The Dublin and Monaghan Bombings, by Don Mullan
Reviewed by Liam O Ruairc (for The Blanket)
In May 1974, at the height of the loyalist Ulster Workers Council strike, bombs went off in Dublin and Monaghan killing 33 people and injuring hundreds more. The UVF was blamed for planting those bombs, but there is a controversy about whether or not British secret services were also involved. This huge number of casualties makes the Dublin and Monaghan bombings the most deadly incident of thirty years of Irish war. This fact today seems to be ignored or forgotten. There is an official amnesia both in the North and the South of Ireland. It is worth comparing the official and media reactions to the Dublin and Monaghan bombs with those to the 1998 bomb in Omagh.
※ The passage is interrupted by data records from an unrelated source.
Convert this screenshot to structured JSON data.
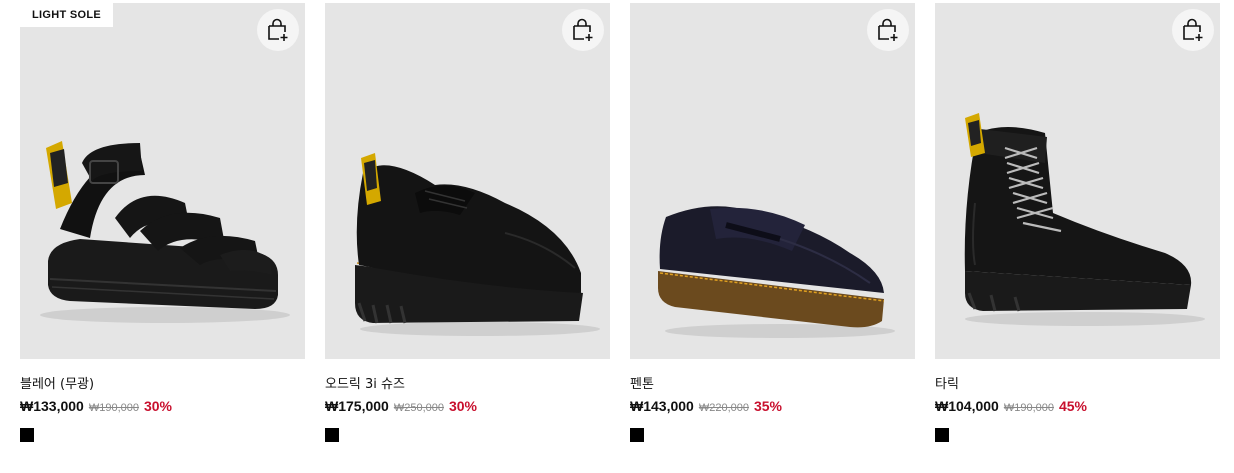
{
  "products": [
    {
      "badge": "LIGHT SOLE",
      "name": "블레어 (무광)",
      "sale_price": "₩133,000",
      "original_price": "₩190,000",
      "discount": "30%",
      "swatch_color": "#000000",
      "product_type": "sandal"
    },
    {
      "badge": "",
      "name": "오드릭 3i 슈즈",
      "sale_price": "₩175,000",
      "original_price": "₩250,000",
      "discount": "30%",
      "swatch_color": "#000000",
      "product_type": "derby-shoe"
    },
    {
      "badge": "",
      "name": "펜톤",
      "sale_price": "₩143,000",
      "original_price": "₩220,000",
      "discount": "35%",
      "swatch_color": "#000000",
      "product_type": "loafer"
    },
    {
      "badge": "",
      "name": "타릭",
      "sale_price": "₩104,000",
      "original_price": "₩190,000",
      "discount": "45%",
      "swatch_color": "#000000",
      "product_type": "boot"
    }
  ],
  "icons": {
    "cart": "add-to-cart-icon"
  },
  "colors": {
    "discount": "#c8102e",
    "image_bg": "#e5e5e5"
  }
}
The two incidents have many things in common. But official and media reactions to the two incidents have been quite different. The media presented it as the worst incident of the Troubles. The media has given extensive coverage and support to the campaign of the relatives of the Omagh bomb victims, whereas the campaign for a public inquiry into the Dublin and Monaghan bombings remained isolated for more than two decades. The BBC aired a television programme naming individuals allegedly responsible for the Omagh bomb asking the public to help the police bring those individuals to justice, whereas a campaign of witch hunt and prosecution was lead against a 1993 Channel Four programme about the Dublin and Monaghan bombings because it alleged British intelligence were involved. There is extensive police work trying to catch those responsible for the Omagh bombs, and in comparaison little has been done to bring those responsible of the Dublin and Monaghan bombings to justice. ``Omagh'' has entered the discourse of the British, Irish and American government, while the very few references to the Dublin and Monaghan bombings makes it look as if they never happened.